The best thing about Batman: Arkham Knight is Gotham City itself. It looks fantastic and despite being overrun with criminals, feels like a real place. The environments are stuffed with small little details that rival something like the Grand Theft Auto series. There's nothing cooler than gliding across Gotham as the Batman with the wind blowing your cape around while the rain is pissing down. This game absolutely nails what Batman should all be about and its overall aesthetic is absolutely amazing.

On a technical level, the game looks gorgeous, despite using a modified version of the aging Unreal Engine 3. Sure, there are plenty of animations recycled from previous entries but who cares, once you see this game in action, it is clear to see that Arkham Knight is one of the best looking games on the new consoles. The character models look superb, the special effects are amazing and the attention to detail just puts most other games to shame. Even the destruction system in the game is surprisingly solid, allowing Batman's Batmobile to plow right through a lot of objects in the game.

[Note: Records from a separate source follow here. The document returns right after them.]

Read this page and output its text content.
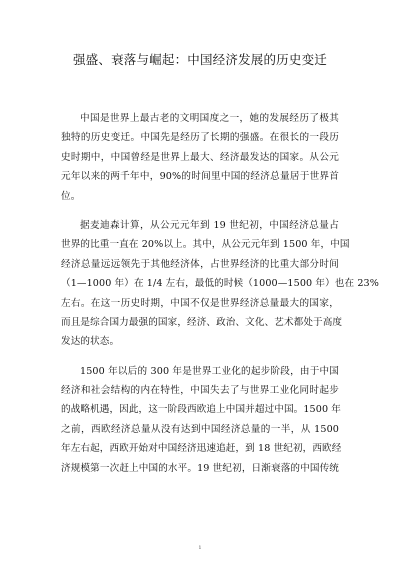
强盛、衰落与崛起：中国经济发展的历史变迁
中国是世界上最古老的文明国度之一，她的发展经历了极其
独特的历史变迁。中国先是经历了长期的强盛。在很长的一段历
史时期中，中国曾经是世界上最大、经济最发达的国家。从公元
元年以来的两千年中，90%的时间里中国的经济总量居于世界首
位。
据麦迪森计算，从公元元年到 19 世纪初，中国经济总量占
世界的比重一直在 20%以上。其中，从公元元年到 1500 年，中国
经济总量远远领先于其他经济体，占世界经济的比重大部分时间
（1—1000 年）在 1/4 左右，最低的时候（1000—1500 年）也在 23%
左右。在这一历史时期，中国不仅是世界经济总量最大的国家，
而且是综合国力最强的国家，经济、政治、文化、艺术都处于高度
发达的状态。
1500 年以后的 300 年是世界工业化的起步阶段，由于中国
经济和社会结构的内在特性，中国失去了与世界工业化同时起步
的战略机遇，因此，这一阶段西欧追上中国并超过中国。1500 年
之前，西欧经济总量从没有达到中国经济总量的一半，从 1500
年左右起，西欧开始对中国经济迅速追赶，到 18 世纪初，西欧经
济规模第一次赶上中国的水平。19 世纪初，日渐衰落的中国传统
1
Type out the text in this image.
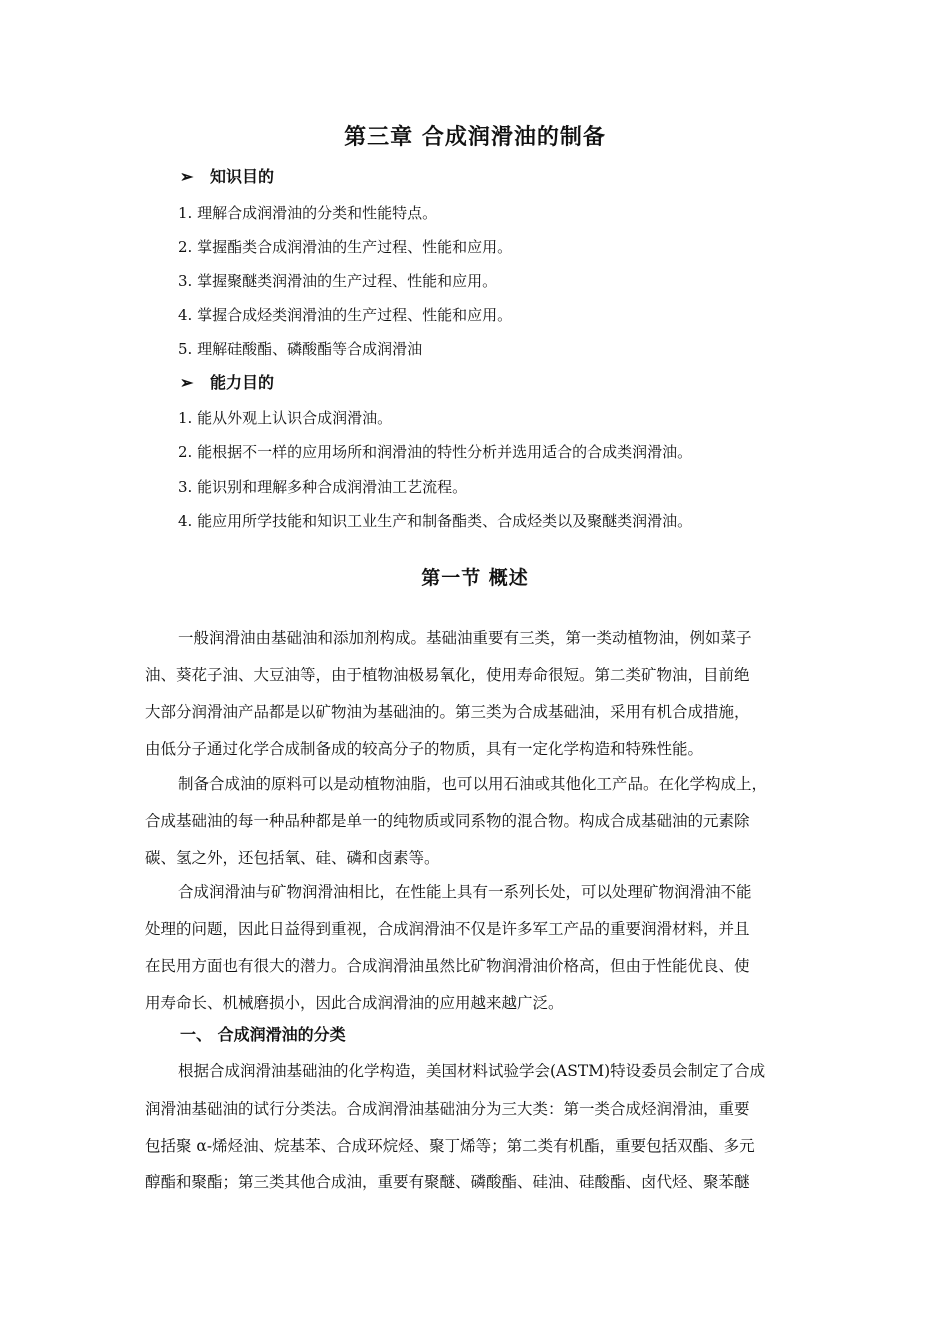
第三章 合成润滑油的制备
➢ 知识目的
1. 理解合成润滑油的分类和性能特点。
2. 掌握酯类合成润滑油的生产过程、性能和应用。
3. 掌握聚醚类润滑油的生产过程、性能和应用。
4. 掌握合成烃类润滑油的生产过程、性能和应用。
5. 理解硅酸酯、磷酸酯等合成润滑油
➢ 能力目的
1. 能从外观上认识合成润滑油。
2. 能根据不一样的应用场所和润滑油的特性分析并选用适合的合成类润滑油。
3. 能识别和理解多种合成润滑油工艺流程。
4. 能应用所学技能和知识工业生产和制备酯类、合成烃类以及聚醚类润滑油。
第一节 概述
一般润滑油由基础油和添加剂构成。基础油重要有三类，第一类动植物油，例如菜子
油、葵花子油、大豆油等，由于植物油极易氧化，使用寿命很短。第二类矿物油，目前绝
大部分润滑油产品都是以矿物油为基础油的。第三类为合成基础油，采用有机合成措施，
由低分子通过化学合成制备成的较高分子的物质，具有一定化学构造和特殊性能。
制备合成油的原料可以是动植物油脂，也可以用石油或其他化工产品。在化学构成上，
合成基础油的每一种品种都是单一的纯物质或同系物的混合物。构成合成基础油的元素除
碳、氢之外，还包括氧、硅、磷和卤素等。
合成润滑油与矿物润滑油相比，在性能上具有一系列长处，可以处理矿物润滑油不能
处理的问题，因此日益得到重视，合成润滑油不仅是许多军工产品的重要润滑材料，并且
在民用方面也有很大的潜力。合成润滑油虽然比矿物润滑油价格高，但由于性能优良、使
用寿命长、机械磨损小，因此合成润滑油的应用越来越广泛。
一、 合成润滑油的分类
根据合成润滑油基础油的化学构造，美国材料试验学会(ASTM)特设委员会制定了合成
润滑油基础油的试行分类法。合成润滑油基础油分为三大类：第一类合成烃润滑油，重要
包括聚 α-烯烃油、烷基苯、合成环烷烃、聚丁烯等；第二类有机酯，重要包括双酯、多元
醇酯和聚酯；第三类其他合成油，重要有聚醚、磷酸酯、硅油、硅酸酯、卤代烃、聚苯醚
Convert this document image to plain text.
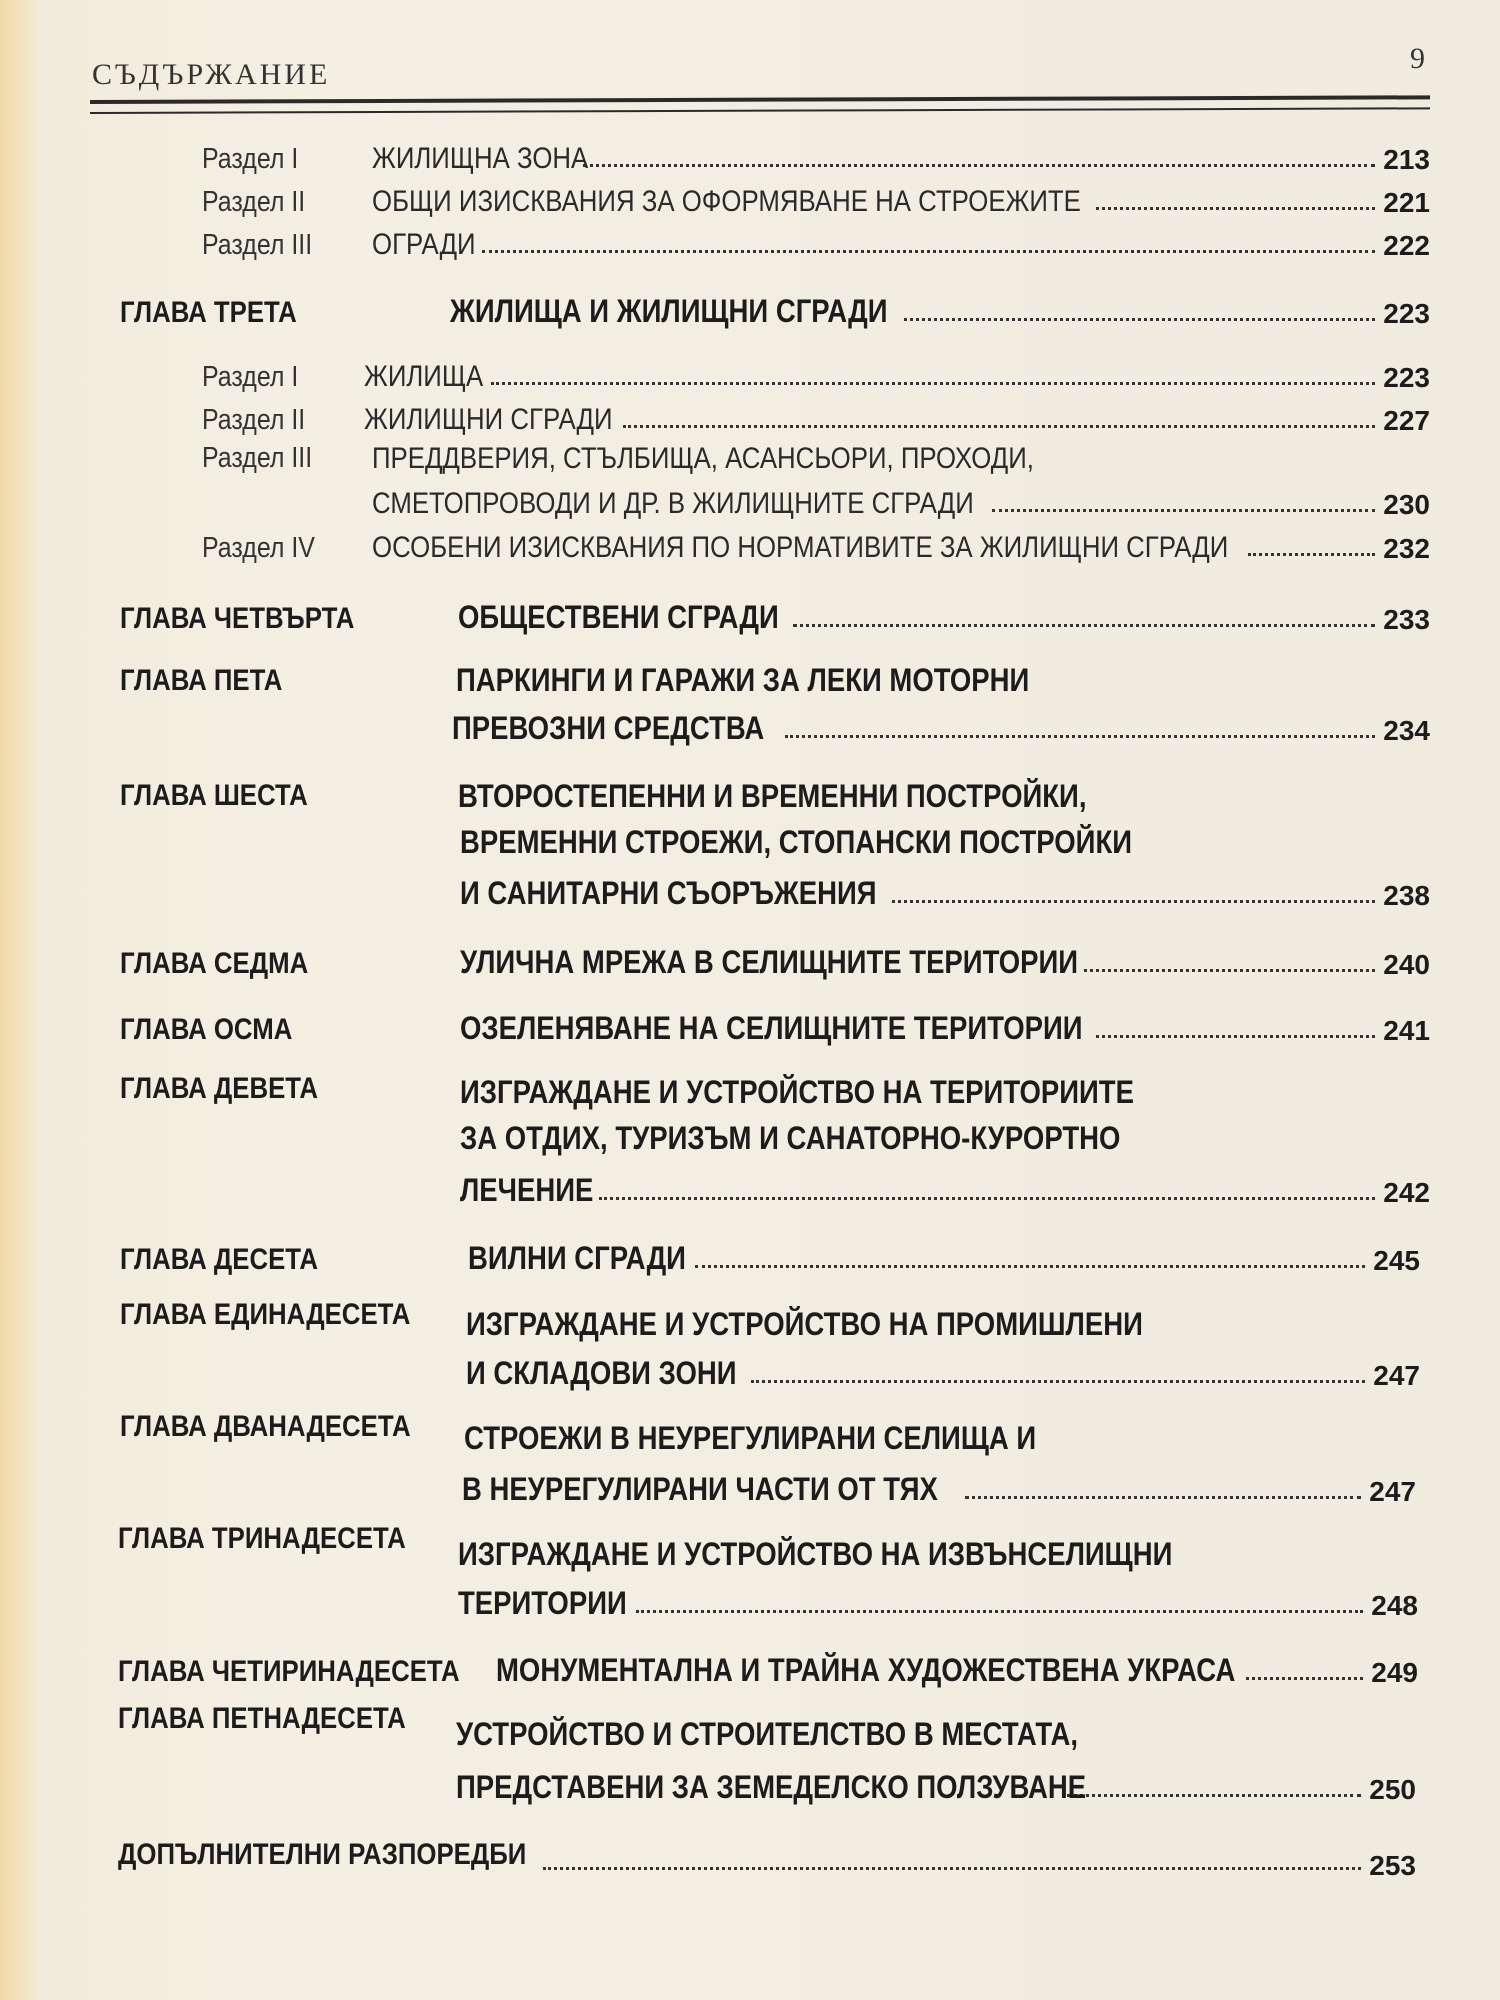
СЪДЪРЖАНИЕ	9
Раздел I	ЖИЛИЩНА ЗОНА	213
Раздел II	ОБЩИ ИЗИСКВАНИЯ ЗА ОФОРМЯВАНЕ НА СТРОЕЖИТЕ	221
Раздел III	ОГРАДИ	222
ГЛАВА ТРЕТА	ЖИЛИЩА И ЖИЛИЩНИ СГРАДИ	223
Раздел I	ЖИЛИЩА	223
Раздел II	ЖИЛИЩНИ СГРАДИ	227
Раздел III ПРЕДДВЕРИЯ, СТЪЛБИЩА, АСАНСЬОРИ, ПРОХОДИ,
СМЕТОПРОВОДИ И ДР. В ЖИЛИЩНИТЕ СГРАДИ	230
Раздел IV	ОСОБЕНИ ИЗИСКВАНИЯ ПО НОРМАТИВИТЕ ЗА ЖИЛИЩНИ СГРАДИ	232
ГЛАВА ЧЕТВЪРТА	ОБЩЕСТВЕНИ СГРАДИ	233
ГЛАВА ПЕТА	ПАРКИНГИ И ГАРАЖИ ЗА ЛЕКИ МОТОРНИ
ПРЕВОЗНИ СРЕДСТВА	234
ГЛАВА ШЕСТА	ВТОРОСТЕПЕННИ И ВРЕМЕННИ ПОСТРОЙКИ,
ВРЕМЕННИ СТРОЕЖИ, СТОПАНСКИ ПОСТРОЙКИ
И САНИТАРНИ СЪОРЪЖЕНИЯ	238
ГЛАВА СЕДМА	УЛИЧНА МРЕЖА В СЕЛИЩНИТЕ ТЕРИТОРИИ	240
ГЛАВА ОСМА	ОЗЕЛЕНЯВАНЕ НА СЕЛИЩНИТЕ ТЕРИТОРИИ	241
ГЛАВА ДЕВЕТА	ИЗГРАЖДАНЕ И УСТРОЙСТВО НА ТЕРИТОРИИТЕ
ЗА ОТДИХ, ТУРИЗЪМ И САНАТОРНО-КУРОРТНО
ЛЕЧЕНИЕ	242
ГЛАВА ДЕСЕТА	ВИЛНИ СГРАДИ	245
ГЛАВА ЕДИНАДЕСЕТА ИЗГРАЖДАНЕ И УСТРОЙСТВО НА ПРОМИШЛЕНИ
И СКЛАДОВИ ЗОНИ	247
ГЛАВА ДВАНАДЕСЕТА СТРОЕЖИ В НЕУРЕГУЛИРАНИ СЕЛИЩА И
В НЕУРЕГУЛИРАНИ ЧАСТИ ОТ ТЯХ	247
ГЛАВА ТРИНАДЕСЕТА ИЗГРАЖДАНЕ И УСТРОЙСТВО НА ИЗВЪНСЕЛИЩНИ
ТЕРИТОРИИ	248
ГЛАВА ЧЕТИРИНАДЕСЕТА МОНУМЕНТАЛНА И ТРАЙНА ХУДОЖЕСТВЕНА УКРАСА	249
ГЛАВА ПЕТНАДЕСЕТА УСТРОЙСТВО И СТРОИТЕЛСТВО В МЕСТАТА,
ПРЕДСТАВЕНИ ЗА ЗЕМЕДЕЛСКО ПОЛЗУВАНЕ	250
ДОПЪЛНИТЕЛНИ РАЗПОРЕДБИ	253
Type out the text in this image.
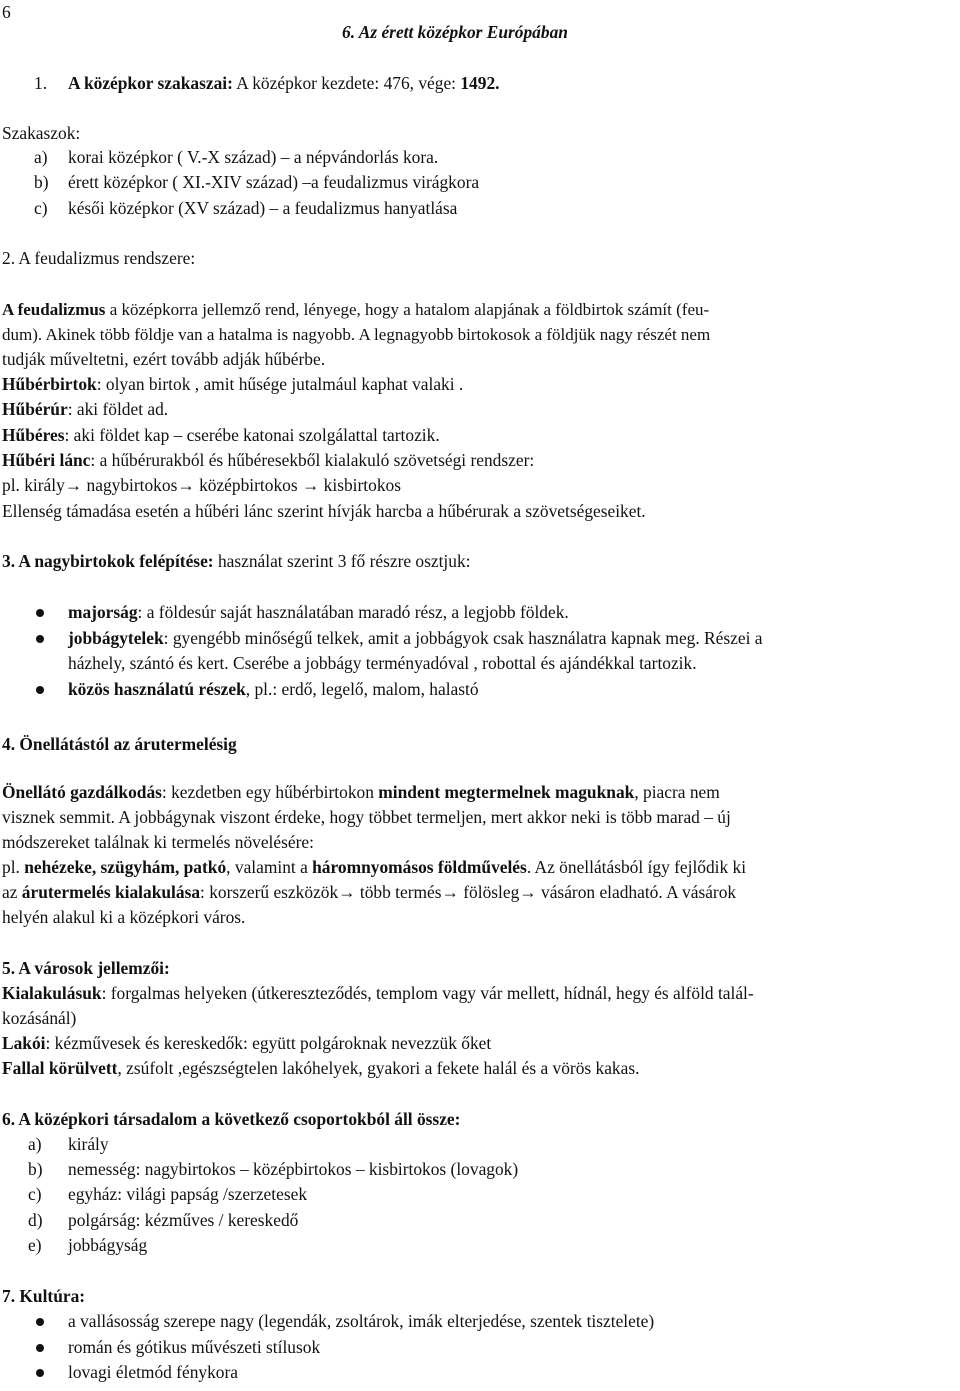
6
6. Az érett középkor Európában
1. A középkor szakaszai: A középkor kezdete: 476, vége: 1492.
Szakaszok:
a) korai középkor ( V.-X század) – a népvándorlás kora.
b) érett középkor ( XI.-XIV század) –a feudalizmus virágkora
c) késői középkor (XV század) – a feudalizmus hanyatlása
2. A feudalizmus rendszere:
A feudalizmus a középkorra jellemző rend, lényege, hogy a hatalom alapjának a földbirtok számít (feu-
dum). Akinek több földje van a hatalma is nagyobb. A legnagyobb birtokosok a földjük nagy részét nem
tudják műveltetni, ezért tovább adják hűbérbe.
Hűbérbirtok: olyan birtok , amit hűsége jutalmául kaphat valaki .
Hűbérúr: aki földet ad.
Hűbéres: aki földet kap – cserébe katonai szolgálattal tartozik.
Hűbéri lánc: a hűbérurakból és hűbéresekből kialakuló szövetségi rendszer:
pl. király→ nagybirtokos→ középbirtokos → kisbirtokos
Ellenség támadása esetén a hűbéri lánc szerint hívják harcba a hűbérurak a szövetségeseiket.
3. A nagybirtokok felépítése: használat szerint 3 fő részre osztjuk:
majorság: a földesúr saját használatában maradó rész, a legjobb földek.
jobbágytelek: gyengébb minőségű telkek, amit a jobbágyok csak használatra kapnak meg. Részei a
házhely, szántó és kert. Cserébe a jobbágy terményadóval , robottal és ajándékkal tartozik.
közös használatú részek, pl.: erdő, legelő, malom, halastó
4. Önellátástól az árutermelésig
Önellátó gazdálkodás: kezdetben egy hűbérbirtokon mindent megtermelnek maguknak, piacra nem
visznek semmit. A jobbágynak viszont érdeke, hogy többet termeljen, mert akkor neki is több marad – új
módszereket találnak ki termelés növelésére:
pl. nehézeke, szügyhám, patkó, valamint a háromnyomásos földművelés. Az önellátásból így fejlődik ki
az árutermelés kialakulása: korszerű eszközök→ több termés→ fölösleg→ vásáron eladható. A vásárok
helyén alakul ki a középkori város.
5. A városok jellemzői:
Kialakulásuk: forgalmas helyeken (útkereszteződés, templom vagy vár mellett, hídnál, hegy és alföld talál-
kozásánál)
Lakói: kézművesek és kereskedők: együtt polgároknak nevezzük őket
Fallal körülvett, zsúfolt ,egészségtelen lakóhelyek, gyakori a fekete halál és a vörös kakas.
6. A középkori társadalom a következő csoportokból áll össze:
a) király
b) nemesség: nagybirtokos – középbirtokos – kisbirtokos (lovagok)
c) egyház: világi papság /szerzetesek
d) polgárság: kézműves / kereskedő
e) jobbágyság
7. Kultúra:
a vallásosság szerepe nagy (legendák, zsoltárok, imák elterjedése, szentek tisztelete)
román és gótikus művészeti stílusok
lovagi életmód fénykora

From a sound perspective, Batman: Arkham Knight can't be faulted at all. Special attention need to go out to the voice acting, which is excellent across the board and there's loads of it. The music is also so good in getting that Batman atmosphere down perfectly.

Batman: Arkham Knight is a great game, you really should play it. I know it's not too different from the previous games but who cares, it is still easily one of the best games to come out this year. It is a shame that the Batmobile wasn't implemented as smoothly as I would have liked but don't let that put you off, this is a riveting game that you should play until the very end.


(A great game that largely succeeds, but stumbles in some notable ways.